À qui la faute ? La question excite d’autant plus les médias que sur ce coup-là, ils peuvent lui donner la réponse qui leur plait. Et sortir l’attirail de l’indignation morale et la rhétorique du dimanche qui va avec – « les mots qui tuent », « les racines de la haine ». Le drame norvégien est peut-être l’occasion de réussir à l’échelle européenne la diabolisation qui a donné avec le FN l’heureux résultat que l’on sait, autrement dit de mettre à l’index une partie du corps électoral, coupable de ne pas savoir ce qui est bon pour lui.

Sur RTL, l’inénarrable Rokhaya Diallo remarque très sérieusement que dans sa logorrhée numérique, Breivik cite deux fois Alain Finkielkraut. « Ce n’est pas un hasard », lâche-t-elle sentencieusement avant d’en appeler à la responsabilité de l’intellectuel. On pourrait lui faire remarquer que Ben Laden a cité Emmanuel Todd et Allah, mais ce n’étaient pas le vrai Todd et pas le vrai Allah. Là, c’est autre chose. Ce Breivik sait lire. D’ailleurs, il faudrait songer à interdire 1984 qui est l’un de ses livres de chevet. À ce compte-là, comme l’a fait remarquer Rémi Lélian, il serait temps de placer sous surveillance les penseurs écologistes et trotskystes qui inspirèrent Richard Durn, le tueur de Nanterre et Audry Maupin. On pourrait aussi faire remarquer à mon estimable camarade de On refait le monde qu’il n’est pas très cohérent de brandir à tout bout de champ la tolérance et l’ouverture à l’autre et d’être incapable d’examiner une opinion différente de la sienne. Comme d’habitude, personne ne moufte. De même que personne ne sursaute, dans les jours qui suivent, en entendant répéter en boucle que le refus du multiculturalisme, c’est la haine des étrangers…..

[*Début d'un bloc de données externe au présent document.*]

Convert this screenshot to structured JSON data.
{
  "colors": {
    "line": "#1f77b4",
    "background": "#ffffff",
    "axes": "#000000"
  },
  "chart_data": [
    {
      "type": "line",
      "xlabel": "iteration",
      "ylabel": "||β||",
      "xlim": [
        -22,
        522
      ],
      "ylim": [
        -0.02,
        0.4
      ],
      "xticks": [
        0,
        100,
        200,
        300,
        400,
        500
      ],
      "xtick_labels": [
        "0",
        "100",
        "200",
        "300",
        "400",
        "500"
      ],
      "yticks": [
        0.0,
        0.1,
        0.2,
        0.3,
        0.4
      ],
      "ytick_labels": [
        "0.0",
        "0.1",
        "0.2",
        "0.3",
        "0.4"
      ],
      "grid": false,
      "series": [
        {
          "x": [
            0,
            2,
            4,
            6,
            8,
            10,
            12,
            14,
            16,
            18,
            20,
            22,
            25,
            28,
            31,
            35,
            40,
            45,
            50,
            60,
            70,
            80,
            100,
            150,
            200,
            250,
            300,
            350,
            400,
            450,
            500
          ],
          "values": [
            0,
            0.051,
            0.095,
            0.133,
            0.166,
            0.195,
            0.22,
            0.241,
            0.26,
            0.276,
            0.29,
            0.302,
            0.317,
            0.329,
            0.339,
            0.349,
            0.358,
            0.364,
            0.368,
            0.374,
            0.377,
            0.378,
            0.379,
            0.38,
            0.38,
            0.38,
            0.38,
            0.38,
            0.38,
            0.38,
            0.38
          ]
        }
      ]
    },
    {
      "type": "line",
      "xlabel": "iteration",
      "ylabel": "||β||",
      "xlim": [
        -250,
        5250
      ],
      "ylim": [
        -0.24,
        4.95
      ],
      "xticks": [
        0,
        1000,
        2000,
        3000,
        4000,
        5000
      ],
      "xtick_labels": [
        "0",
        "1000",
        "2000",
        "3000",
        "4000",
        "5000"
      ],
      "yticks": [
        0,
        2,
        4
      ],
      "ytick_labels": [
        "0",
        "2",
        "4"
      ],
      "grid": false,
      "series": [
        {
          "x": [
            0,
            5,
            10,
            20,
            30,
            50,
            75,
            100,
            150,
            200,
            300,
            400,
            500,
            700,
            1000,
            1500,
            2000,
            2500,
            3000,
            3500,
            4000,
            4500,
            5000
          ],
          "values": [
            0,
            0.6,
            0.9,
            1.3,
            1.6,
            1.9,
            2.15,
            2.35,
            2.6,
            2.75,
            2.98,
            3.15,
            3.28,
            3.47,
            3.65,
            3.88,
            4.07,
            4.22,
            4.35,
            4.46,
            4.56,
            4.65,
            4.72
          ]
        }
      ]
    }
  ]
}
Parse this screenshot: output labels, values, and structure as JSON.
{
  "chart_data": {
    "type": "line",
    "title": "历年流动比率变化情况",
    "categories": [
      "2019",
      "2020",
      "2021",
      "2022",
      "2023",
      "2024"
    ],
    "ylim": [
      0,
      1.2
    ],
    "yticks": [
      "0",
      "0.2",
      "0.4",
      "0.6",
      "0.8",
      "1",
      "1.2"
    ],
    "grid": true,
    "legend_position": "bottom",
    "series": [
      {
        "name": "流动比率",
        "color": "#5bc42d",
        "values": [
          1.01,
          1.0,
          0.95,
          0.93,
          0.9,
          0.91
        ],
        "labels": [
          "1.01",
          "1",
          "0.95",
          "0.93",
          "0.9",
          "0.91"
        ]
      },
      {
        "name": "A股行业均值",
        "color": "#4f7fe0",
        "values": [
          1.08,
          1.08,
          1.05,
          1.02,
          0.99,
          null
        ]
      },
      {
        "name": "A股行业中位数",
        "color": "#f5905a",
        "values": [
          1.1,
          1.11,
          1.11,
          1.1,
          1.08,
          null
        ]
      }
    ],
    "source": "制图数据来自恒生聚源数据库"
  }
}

…. L’intérêt de la manœuvre est évident : disqualifier et même criminaliser toute critique des transformations des sociétés induites par l’immigration – ou plus précisément dans le cas de la France par le renoncement à assimiler les immigrés. S’il existe un fil rouge menant d’Alain Finkielkraut à Breivik en passant par l’électeur de Wilders ou de Marine Le Pen, toute réticence à l’égard du multiculturalisme tel qu’il s’installe en Europe mène au meurtre. Bien sûr, vous avez le choix : ou vous pensez que les changements culturels produits par les flux migratoires sont une bénédiction pour nos sociétés sclérosées et, par conséquent, qu’il serait monstrueux de demander aux populations fraîchement installées de s’adapter aux mœurs locales, ou vous êtes un salaud prêt à sortir son revolver dès qu’il entend le mot « différence ».